LAWS(BOM)-1983-10-16

COMMISSIONER OF INCOME TAX Vs. JAWANAL GEMAJI GANDHI

Decided On October 05, 1983
COMMISSIONER OF INCOME TAX Appellant
V/S
JAWANMAL GEMAJI GANDHI Respondents

JUDGEMENT

(1.) THE assessee firm carried on the business of purchasing and selling gold and silver ornaments. For the assessment year in question, that is, 1962 63, the accounting period being S. Y. 2017, the assessee showed a gross profit of Rs. 42,428 on sales of Rs. 3,78,064, which worked out to 11.2 per cent. The ITO had in the previous year increased the gross profit to about 14.2per cent, which the AAC reduced to 13.8per cent. For the year in question, therefore, the ITO estimated the sales at Rs. 3,85,000 and gross profit thereon at 13.8per cent. It appeared that during the course of S. Y. 2017, that is, on September 1, 1961, the Central Excise authorities bad seized gold weighing something more than 76 tolas sent to the assessee at Kolhapur. The consignor had admitted in excise proceedings that he was an employee of the assessee. An explanation had been sought to be tendered by the assessee regarding this gold, but the excise authorities did not accept the explanation and confiscated the gold, which order of confiscation was confirmed by the Central Board of Excise and Customs. No further appeal had been preferred. Having regard to this, the ITO did not accept the assessee's claim that the gold that had been seized came out of the stock of gold on hand with the assessee. As no other alternative source to prove the acquisition of gold was shown by the assessee, it was held by the ITO that its value was the income of the assessee from undisclosed sources. The value worked out to Rs. 9,375. The ITO, therefore, added to the income of the assessee the sum of Rs. 10,702 on the basis of the estimated turnover and Rs. 9,375 on account of the gold.

(2.) THE assessee preferred an appeal before the AAC and reiterated its explanation about the acquisition of gold. It did not seriously contest the addition of Rs. 10,702 on account of the estimated turnover. The AAC concluded that the ITO was justified in treating the sum of Rs. 9,375 as income from undisclosed sources. The assessee went up in further appeal before the Tribunal. It was, inter alia, contended on behalf of the assessee that as there had been an intangible addition of Rs. 10,702 for the same assessment year, there was no reason to make a separate addition of Rs. 9,375. It was submitted that even if the assessee's explanation regarding acquisition of gold had to be held to be not true, the source of the disputed amount of Rs. 9,375 could easily be assumed to have come out of the intangible additions.
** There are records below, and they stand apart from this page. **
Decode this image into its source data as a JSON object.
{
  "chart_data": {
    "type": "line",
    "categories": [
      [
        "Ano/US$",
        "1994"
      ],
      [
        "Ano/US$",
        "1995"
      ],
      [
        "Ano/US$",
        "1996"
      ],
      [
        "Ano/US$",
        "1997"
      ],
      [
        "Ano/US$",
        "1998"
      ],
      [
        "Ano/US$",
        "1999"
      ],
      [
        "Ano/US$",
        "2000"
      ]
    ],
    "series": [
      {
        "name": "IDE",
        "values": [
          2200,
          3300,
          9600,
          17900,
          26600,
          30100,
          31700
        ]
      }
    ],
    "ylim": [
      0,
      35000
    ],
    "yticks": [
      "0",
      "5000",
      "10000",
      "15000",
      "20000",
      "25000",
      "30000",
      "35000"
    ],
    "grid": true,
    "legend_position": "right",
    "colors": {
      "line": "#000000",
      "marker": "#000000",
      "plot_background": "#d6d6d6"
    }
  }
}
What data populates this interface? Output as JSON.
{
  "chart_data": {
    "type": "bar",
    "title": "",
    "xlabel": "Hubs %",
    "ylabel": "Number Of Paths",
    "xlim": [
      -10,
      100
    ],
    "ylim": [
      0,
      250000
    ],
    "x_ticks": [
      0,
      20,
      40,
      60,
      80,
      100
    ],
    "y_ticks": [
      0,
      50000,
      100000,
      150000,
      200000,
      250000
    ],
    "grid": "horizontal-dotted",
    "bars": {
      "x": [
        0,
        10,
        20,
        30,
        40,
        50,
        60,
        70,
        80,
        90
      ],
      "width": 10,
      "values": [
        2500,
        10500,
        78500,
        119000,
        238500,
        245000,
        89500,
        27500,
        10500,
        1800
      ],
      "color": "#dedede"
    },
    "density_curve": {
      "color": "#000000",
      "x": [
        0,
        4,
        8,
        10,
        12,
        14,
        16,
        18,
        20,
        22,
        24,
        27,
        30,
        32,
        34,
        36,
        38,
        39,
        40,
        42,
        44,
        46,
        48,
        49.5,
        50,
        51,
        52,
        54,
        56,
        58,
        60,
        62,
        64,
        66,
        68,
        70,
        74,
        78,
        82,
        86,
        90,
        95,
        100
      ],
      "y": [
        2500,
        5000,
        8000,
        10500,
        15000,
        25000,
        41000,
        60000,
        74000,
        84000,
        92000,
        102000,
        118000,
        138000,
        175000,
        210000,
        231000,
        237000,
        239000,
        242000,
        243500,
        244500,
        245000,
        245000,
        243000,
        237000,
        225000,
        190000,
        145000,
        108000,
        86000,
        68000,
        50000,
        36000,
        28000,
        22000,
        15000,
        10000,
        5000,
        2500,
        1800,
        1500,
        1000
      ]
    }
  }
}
The Tribunal stated that having regard to all the facts before it, it was satisfied that there was no good ground for making a separate addition of Rs. 9,375 and deleted the same.
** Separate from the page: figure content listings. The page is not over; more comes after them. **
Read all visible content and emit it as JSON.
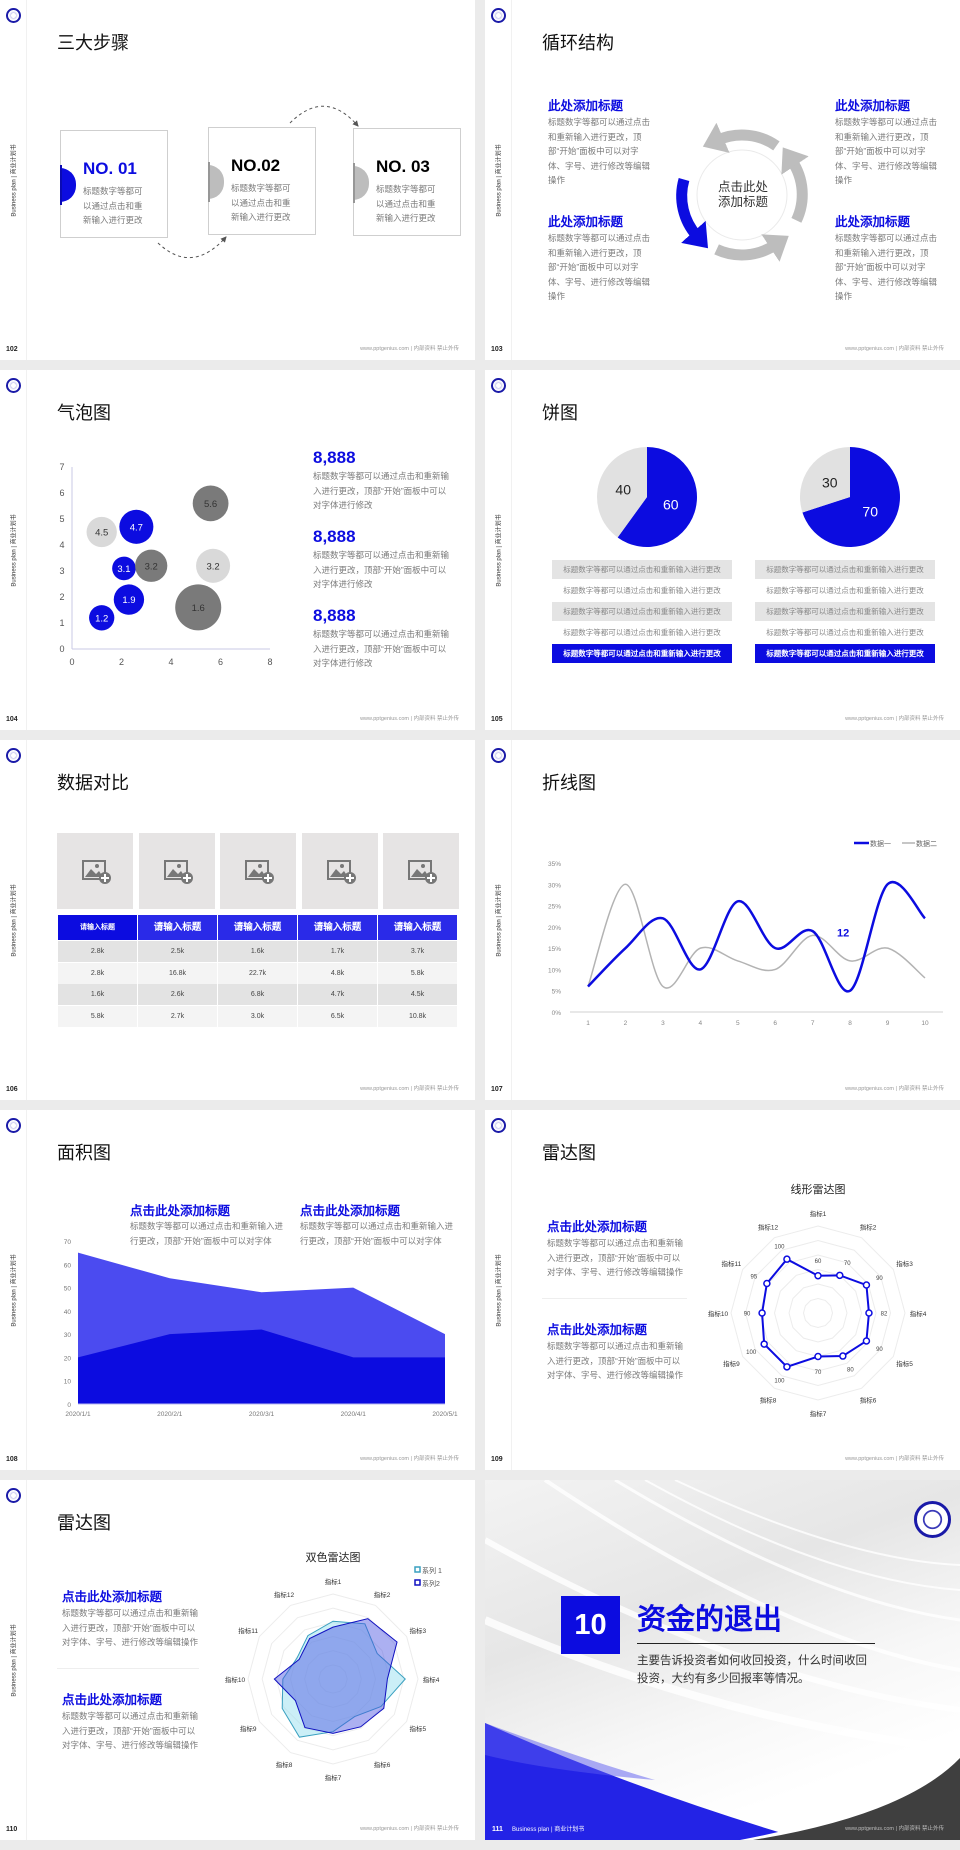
{
  "brand": {
    "blue": "#0c0ce0",
    "grey_dark": "#7a7a7a",
    "grey_light": "#dcdcdc",
    "cyan": "#3aa0c0"
  },
  "common": {
    "side_label": "Business plan | 商业计划书",
    "footer": "www.pptgenius.com | 内部资料 禁止外传"
  },
  "s102": {
    "page": "102",
    "title": "三大步骤",
    "steps": [
      {
        "no": "NO. 01",
        "text": "标题数字等都可以通过点击和重新输入进行更改"
      },
      {
        "no": "NO.02",
        "text": "标题数字等都可以通过点击和重新输入进行更改"
      },
      {
        "no": "NO. 03",
        "text": "标题数字等都可以通过点击和重新输入进行更改"
      }
    ]
  },
  "s103": {
    "page": "103",
    "title": "循环结构",
    "center": "点击此处添加标题",
    "items": [
      {
        "heading": "此处添加标题",
        "text": "标题数字等都可以通过点击和重新输入进行更改，顶部“开始”面板中可以对字体、字号、进行修改等编辑操作"
      },
      {
        "heading": "此处添加标题",
        "text": "标题数字等都可以通过点击和重新输入进行更改，顶部“开始”面板中可以对字体、字号、进行修改等编辑操作"
      },
      {
        "heading": "此处添加标题",
        "text": "标题数字等都可以通过点击和重新输入进行更改，顶部“开始”面板中可以对字体、字号、进行修改等编辑操作"
      },
      {
        "heading": "此处添加标题",
        "text": "标题数字等都可以通过点击和重新输入进行更改，顶部“开始”面板中可以对字体、字号、进行修改等编辑操作"
      }
    ]
  },
  "s104": {
    "page": "104",
    "title": "气泡图",
    "stats": [
      {
        "value": "8,888",
        "text": "标题数字等都可以通过点击和重新输入进行更改，顶部“开始”面板中可以对字体进行修改"
      },
      {
        "value": "8,888",
        "text": "标题数字等都可以通过点击和重新输入进行更改，顶部“开始”面板中可以对字体进行修改"
      },
      {
        "value": "8,888",
        "text": "标题数字等都可以通过点击和重新输入进行更改，顶部“开始”面板中可以对字体进行修改"
      }
    ]
  },
  "s105": {
    "page": "105",
    "title": "饼图",
    "rows": [
      "标题数字等都可以通过点击和重新输入进行更改",
      "标题数字等都可以通过点击和重新输入进行更改",
      "标题数字等都可以通过点击和重新输入进行更改",
      "标题数字等都可以通过点击和重新输入进行更改",
      "标题数字等都可以通过点击和重新输入进行更改"
    ]
  },
  "s106": {
    "page": "106",
    "title": "数据对比",
    "headers": [
      "请输入标题",
      "请输入标题",
      "请输入标题",
      "请输入标题",
      "请输入标题"
    ],
    "rows": [
      [
        "2.8k",
        "2.5k",
        "1.6k",
        "1.7k",
        "3.7k"
      ],
      [
        "2.8k",
        "16.8k",
        "22.7k",
        "4.8k",
        "5.8k"
      ],
      [
        "1.6k",
        "2.6k",
        "6.8k",
        "4.7k",
        "4.5k"
      ],
      [
        "5.8k",
        "2.7k",
        "3.0k",
        "6.5k",
        "10.8k"
      ]
    ]
  },
  "s107": {
    "page": "107",
    "title": "折线图"
  },
  "s108": {
    "page": "108",
    "title": "面积图",
    "blocks": [
      {
        "heading": "点击此处添加标题",
        "text": "标题数字等都可以通过点击和重新输入进行更改，顶部“开始”面板中可以对字体"
      },
      {
        "heading": "点击此处添加标题",
        "text": "标题数字等都可以通过点击和重新输入进行更改，顶部“开始”面板中可以对字体"
      }
    ]
  },
  "s109": {
    "page": "109",
    "title": "雷达图",
    "blocks": [
      {
        "heading": "点击此处添加标题",
        "text": "标题数字等都可以通过点击和重新输入进行更改，顶部“开始”面板中可以对字体、字号、进行修改等编辑操作"
      },
      {
        "heading": "点击此处添加标题",
        "text": "标题数字等都可以通过点击和重新输入进行更改，顶部“开始”面板中可以对字体、字号、进行修改等编辑操作"
      }
    ]
  },
  "s110": {
    "page": "110",
    "title": "雷达图",
    "blocks": [
      {
        "heading": "点击此处添加标题",
        "text": "标题数字等都可以通过点击和重新输入进行更改，顶部“开始”面板中可以对字体、字号、进行修改等编辑操作"
      },
      {
        "heading": "点击此处添加标题",
        "text": "标题数字等都可以通过点击和重新输入进行更改，顶部“开始”面板中可以对字体、字号、进行修改等编辑操作"
      }
    ]
  },
  "s111": {
    "page": "111",
    "number": "10",
    "title": "资金的退出",
    "desc": "主要告诉投资者如何收回投资，什么时间收回投资，大约有多少回报率等情况。",
    "footer_left": "Business plan | 商业计划书"
  },
  "chart_data": [
    {
      "type": "scatter",
      "variant": "bubble",
      "xlim": [
        0,
        8
      ],
      "ylim": [
        0,
        7
      ],
      "xticks": [
        "0",
        "2",
        "4",
        "6",
        "8"
      ],
      "yticks": [
        "0",
        "1",
        "2",
        "3",
        "4",
        "5",
        "6",
        "7"
      ],
      "points": [
        {
          "x": 1.2,
          "y": 4.5,
          "size": 2.3,
          "label": "4.5",
          "color": "#d9d9d9"
        },
        {
          "x": 2.6,
          "y": 4.7,
          "size": 2.9,
          "label": "4.7",
          "color": "#0c0ce0"
        },
        {
          "x": 5.6,
          "y": 5.6,
          "size": 3.2,
          "label": "5.6",
          "color": "#7a7a7a"
        },
        {
          "x": 2.1,
          "y": 3.1,
          "size": 1.4,
          "label": "3.1",
          "color": "#0c0ce0"
        },
        {
          "x": 3.2,
          "y": 3.2,
          "size": 2.6,
          "label": "3.2",
          "color": "#7a7a7a"
        },
        {
          "x": 5.7,
          "y": 3.2,
          "size": 2.9,
          "label": "3.2",
          "color": "#d9d9d9"
        },
        {
          "x": 2.3,
          "y": 1.9,
          "size": 2.3,
          "label": "1.9",
          "color": "#0c0ce0"
        },
        {
          "x": 1.2,
          "y": 1.2,
          "size": 1.6,
          "label": "1.2",
          "color": "#0c0ce0"
        },
        {
          "x": 5.1,
          "y": 1.6,
          "size": 5.3,
          "label": "1.6",
          "color": "#7a7a7a"
        }
      ]
    },
    {
      "type": "pie",
      "values": [
        60,
        40
      ],
      "labels": [
        "60",
        "40"
      ],
      "colors": [
        "#0c0ce0",
        "#e1e1e1"
      ]
    },
    {
      "type": "pie",
      "values": [
        70,
        30
      ],
      "labels": [
        "70",
        "30"
      ],
      "colors": [
        "#0c0ce0",
        "#e1e1e1"
      ]
    },
    {
      "type": "line",
      "x": [
        "1",
        "2",
        "3",
        "4",
        "5",
        "6",
        "7",
        "8",
        "9",
        "10"
      ],
      "ylim": [
        0,
        35
      ],
      "yticks": [
        "0%",
        "5%",
        "10%",
        "15%",
        "20%",
        "25%",
        "30%",
        "35%"
      ],
      "legend": "top-right",
      "series": [
        {
          "name": "数据一",
          "color": "#0c0ce0",
          "values": [
            6,
            15,
            22,
            10,
            26,
            15,
            19,
            5,
            30,
            22
          ]
        },
        {
          "name": "数据二",
          "color": "#b3b3b3",
          "values": [
            6,
            30,
            6,
            15,
            12,
            10,
            18,
            12,
            15,
            8
          ]
        }
      ],
      "annotation": {
        "text": "12",
        "x": 8,
        "y": 18
      }
    },
    {
      "type": "area",
      "categories": [
        "2020/1/1",
        "2020/2/1",
        "2020/3/1",
        "2020/4/1",
        "2020/5/1"
      ],
      "ylim": [
        0,
        70
      ],
      "yticks": [
        "0",
        "10",
        "20",
        "30",
        "40",
        "50",
        "60",
        "70"
      ],
      "series": [
        {
          "color": "#4b4bf0",
          "values": [
            65,
            54,
            48,
            50,
            30
          ]
        },
        {
          "color": "#0c0ce0",
          "values": [
            20,
            30,
            32,
            20,
            20
          ]
        }
      ]
    },
    {
      "type": "radar",
      "title": "线形雷达图",
      "rlim": [
        0,
        140
      ],
      "axes": [
        "指标1",
        "指标2",
        "指标3",
        "指标4",
        "指标5",
        "指标6",
        "指标7",
        "指标8",
        "指标9",
        "指标10",
        "指标11",
        "指标12"
      ],
      "series": [
        {
          "color": "#0c0ce0",
          "values": [
            60,
            70,
            90,
            82,
            90,
            80,
            70,
            100,
            100,
            90,
            95,
            100
          ],
          "labels": [
            "60",
            "70",
            "90",
            "82",
            "90",
            "80",
            "70",
            "100",
            "100",
            "90",
            "95",
            "100"
          ]
        }
      ]
    },
    {
      "type": "radar",
      "title": "双色雷达图",
      "rlim": [
        0,
        100
      ],
      "legend": "top-right",
      "axes": [
        "指标1",
        "指标2",
        "指标3",
        "指标4",
        "指标5",
        "指标6",
        "指标7",
        "指标8",
        "指标9",
        "指标10",
        "指标11",
        "指标12"
      ],
      "series": [
        {
          "name": "系列 1",
          "color": "#3aa0c0",
          "fill": "rgba(160,225,240,0.55)",
          "values": [
            68,
            75,
            60,
            85,
            65,
            51,
            62,
            79,
            69,
            59,
            49,
            59
          ]
        },
        {
          "name": "系列2",
          "color": "#1010c0",
          "fill": "rgba(70,80,225,0.45)",
          "values": [
            61,
            82,
            87,
            64,
            69,
            65,
            64,
            66,
            51,
            69,
            46,
            55
          ]
        }
      ]
    }
  ]
}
(3.) MR . Joshi, learned counsel for the Revenue, having taken us through the orders of the ITO, the AAC and the Tribunal, referred us to the judgment of the Supreme Court in Anantharam Veerasinghaiah & Co. vs. CIT (1980) 16 CTR (SC) 189 : (1980) 123 ITR 457 (SC). We may go straight to the observations that Mr. Joshi stressed. The Court observed that there can be no escape from the proposition that the secret profits or undisclosed income of an assessee earned in an earlier assessment year may constitute a fund, even though concealed, from which the assessee may draw subsequently for meeting expenditure or introducing amounts in his account books. But it is quite another thing to say that any part of that fund must necessarily be regarded as the source of the unexplained expenditure incurred. The mere availability of such a fund could not, in all cases, imply that the assessee had not earned further secret profits during the relevant assessment year. It was a matter for consideration by the taxing authority in each case whether the unexplained cash deficits and the cash credits could be reasonably attributed to a pre existing fund of concealed profits or they were reasonably explained by reference to concealed income earned in that very year. A number of circumstances of vital significance could point to the conclusion that the cash deficit or cash credit could not reasonably be related to the amount covered by the intangible addition but must be regarded as pointing to the receipt of undisclosed income earned during the assessment year under consideration. It was open to the Revenue to rely on all the circumstances pointing to that conclusion.